By Phoebe Seers and Iain Withers
LONDON, April 9 (Reuters) – Britain’s financial regulator must amend rules governing how investment-risk warnings are presented or retail investors will continue to shun stocks and shares, the country’s investment industry said in a report published on Thursday.
A review, commissioned by the government and led by the Investment Association, found that investment firms were reluctant to heed growing evidence that existing “capital at risk” warnings are widely misunderstood and deter people from investing for the long term.
The report recommends that the regulator make it clearer that firms can present a balance of the risks and rewards of an investment, paving the way for them to scale back repetitive warnings where they are not deemed necessary.
Britain has the lowest rate of consumer stock market investment among the G7 group of developed nations, the report found, adding “well-intentioned” policy had led to widespread risk aversion.

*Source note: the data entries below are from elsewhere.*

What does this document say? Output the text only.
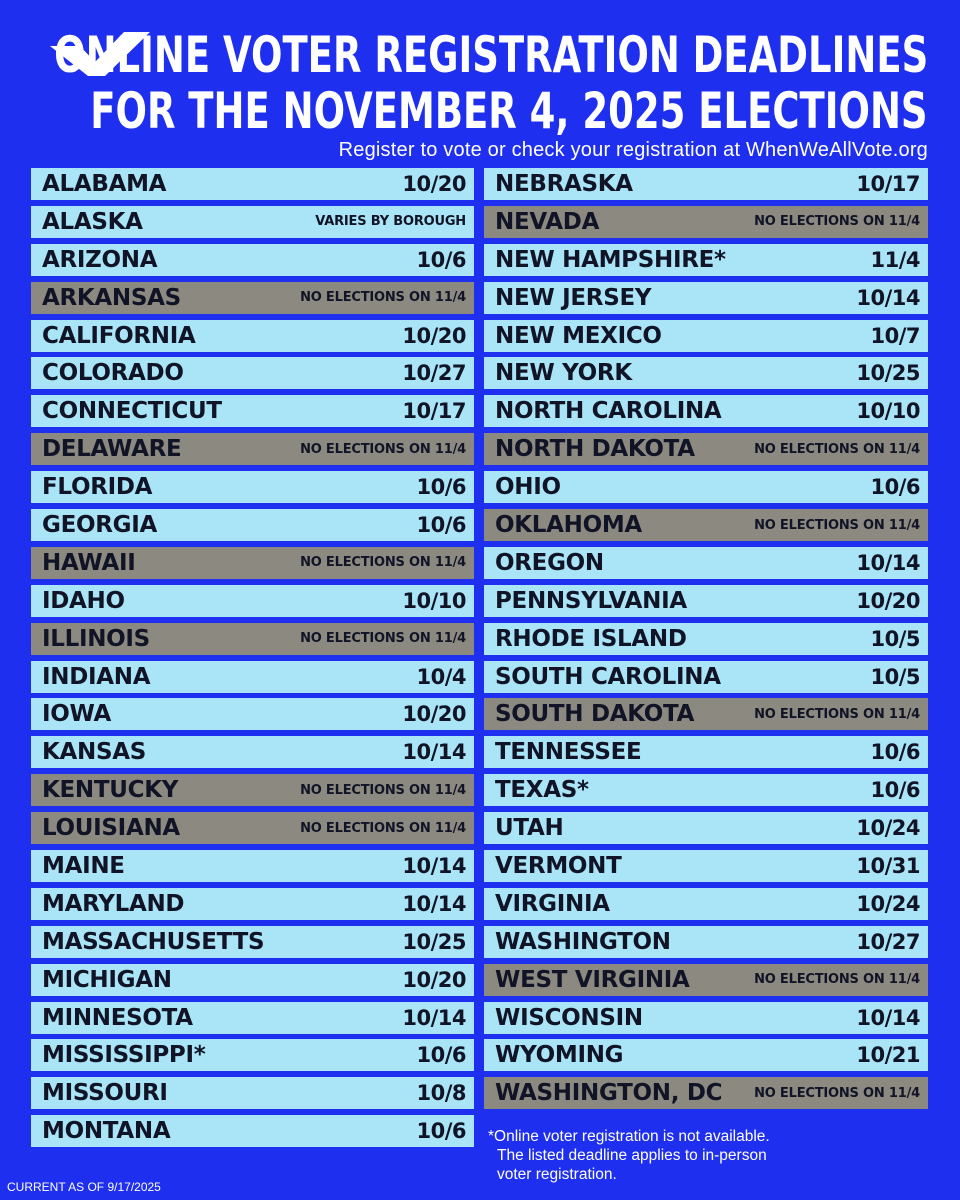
ONLINE VOTER REGISTRATION DEADLINES
FOR THE NOVEMBER 4, 2025 ELECTIONS
Register to vote or check your registration at WhenWeAllVote.org
ALABAMA	10/20
ALASKA	VARIES BY BOROUGH
ARIZONA	10/6
ARKANSAS	NO ELECTIONS ON 11/4
CALIFORNIA	10/20
COLORADO	10/27
CONNECTICUT	10/17
DELAWARE	NO ELECTIONS ON 11/4
FLORIDA	10/6
GEORGIA	10/6
HAWAII	NO ELECTIONS ON 11/4
IDAHO	10/10
ILLINOIS	NO ELECTIONS ON 11/4
INDIANA	10/4
IOWA	10/20
KANSAS	10/14
KENTUCKY	NO ELECTIONS ON 11/4
LOUISIANA	NO ELECTIONS ON 11/4
MAINE	10/14
MARYLAND	10/14
MASSACHUSETTS	10/25
MICHIGAN	10/20
MINNESOTA	10/14
MISSISSIPPI*	10/6
MISSOURI	10/8
MONTANA	10/6
NEBRASKA	10/17
NEVADA	NO ELECTIONS ON 11/4
NEW HAMPSHIRE*	11/4
NEW JERSEY	10/14
NEW MEXICO	10/7
NEW YORK	10/25
NORTH CAROLINA	10/10
NORTH DAKOTA	NO ELECTIONS ON 11/4
OHIO	10/6
OKLAHOMA	NO ELECTIONS ON 11/4
OREGON	10/14
PENNSYLVANIA	10/20
RHODE ISLAND	10/5
SOUTH CAROLINA	10/5
SOUTH DAKOTA	NO ELECTIONS ON 11/4
TENNESSEE	10/6
TEXAS*	10/6
UTAH	10/24
VERMONT	10/31
VIRGINIA	10/24
WASHINGTON	10/27
WEST VIRGINIA	NO ELECTIONS ON 11/4
WISCONSIN	10/14
WYOMING	10/21
WASHINGTON, DC NO ELECTIONS ON 11/4
*Online voter registration is not available.
The listed deadline applies to in-person
voter registration.
CURRENT AS OF 9/17/2025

“This is a concrete example of where a culture of too much risk aversion is harming household finances, and it must change,” Britain’s financial services minister Lucy Rigby said in a foreword to the report.
The ruling Labour Party wants savers to put more of their cash into equity markets as part of its core promise to boost the UK’s lacklustre economic growth rate, with a reduction in regulation seen as one way to encourage them.

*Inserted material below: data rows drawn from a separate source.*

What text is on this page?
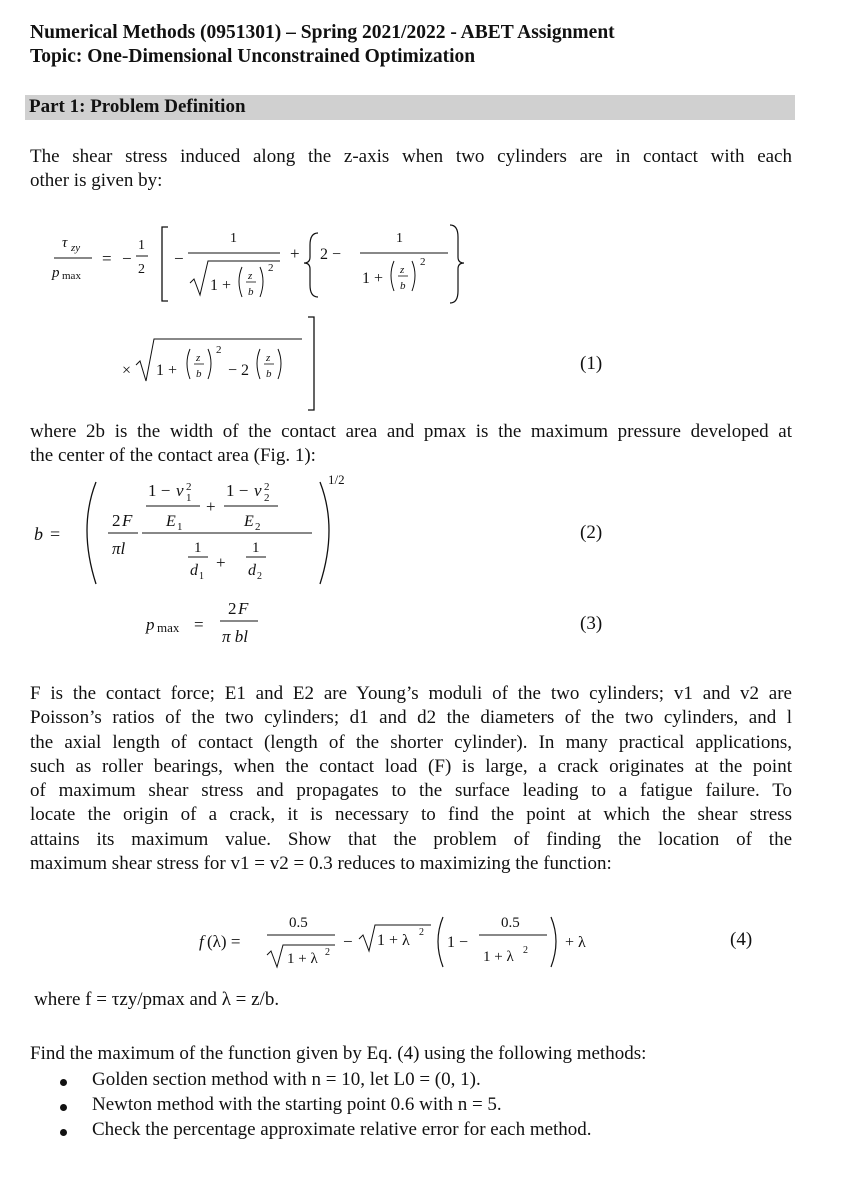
Numerical Methods (0951301) – Spring 2021/2022 - ABET Assignment
Topic: One-Dimensional Unconstrained Optimization
Part 1: Problem Definition
The shear stress induced along the z-axis when two cylinders are in contact with each
other is given by:
τ zy
p max
= −
1
2
−
1
1 +
z
b
2
+ 2 −
1
1 + z
b
2
× 1 +
z
b
2
− 2
z
b	(1)
where 2b is the width of the contact area and pmax is the maximum pressure developed at
the center of the contact area (Fig. 1):
b =
2 F
πl
1 − v 2
1
E 1
+
1 − v 2
2
E 2
1
d 1
+
1
d 2
1/2
(2)
p max =
2 F
π bl
(3)
F is the contact force; E1 and E2 are Young’s moduli of the two cylinders; v1 and v2 are
Poisson’s ratios of the two cylinders; d1 and d2 the diameters of the two cylinders, and l
the axial length of contact (length of the shorter cylinder). In many practical applications,
such as roller bearings, when the contact load (F) is large, a crack originates at the point
of maximum shear stress and propagates to the surface leading to a fatigue failure. To
locate the origin of a crack, it is necessary to find the point at which the shear stress
attains its maximum value. Show that the problem of finding the location of the
maximum shear stress for v1 = v2 = 0.3 reduces to maximizing the function:
f (λ) =
0.5
1 + λ 2
− 1 + λ 2
1 −
0.5
1 + λ 2 + λ	(4)
where f = τzy/pmax and λ = z/b.
Find the maximum of the function given by Eq. (4) using the following methods:
Golden section method with n = 10, let L0 = (0, 1).
Newton method with the starting point 0.6 with n = 5.
Check the percentage approximate relative error for each method.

The Financial Conduct Authority, which oversees financial promotions, is already overhauling the framework for retail investments as part of efforts to boost economic growth.
In December, it clarified that it does not prescribe “capital at risk” wording. The watchdog has also previously said it would review its rules for investment promotions, to give firms more confidence to discuss the risks of mainstream investments proportionately.
FCA Deputy Chief Executive Sarah Pritchard said the regulator welcomed the review’s push for clearer communication about risk and reward.
A stronger UK investment culture relied on consumer confidence built on clear and balanced information about rewards and risks, she added.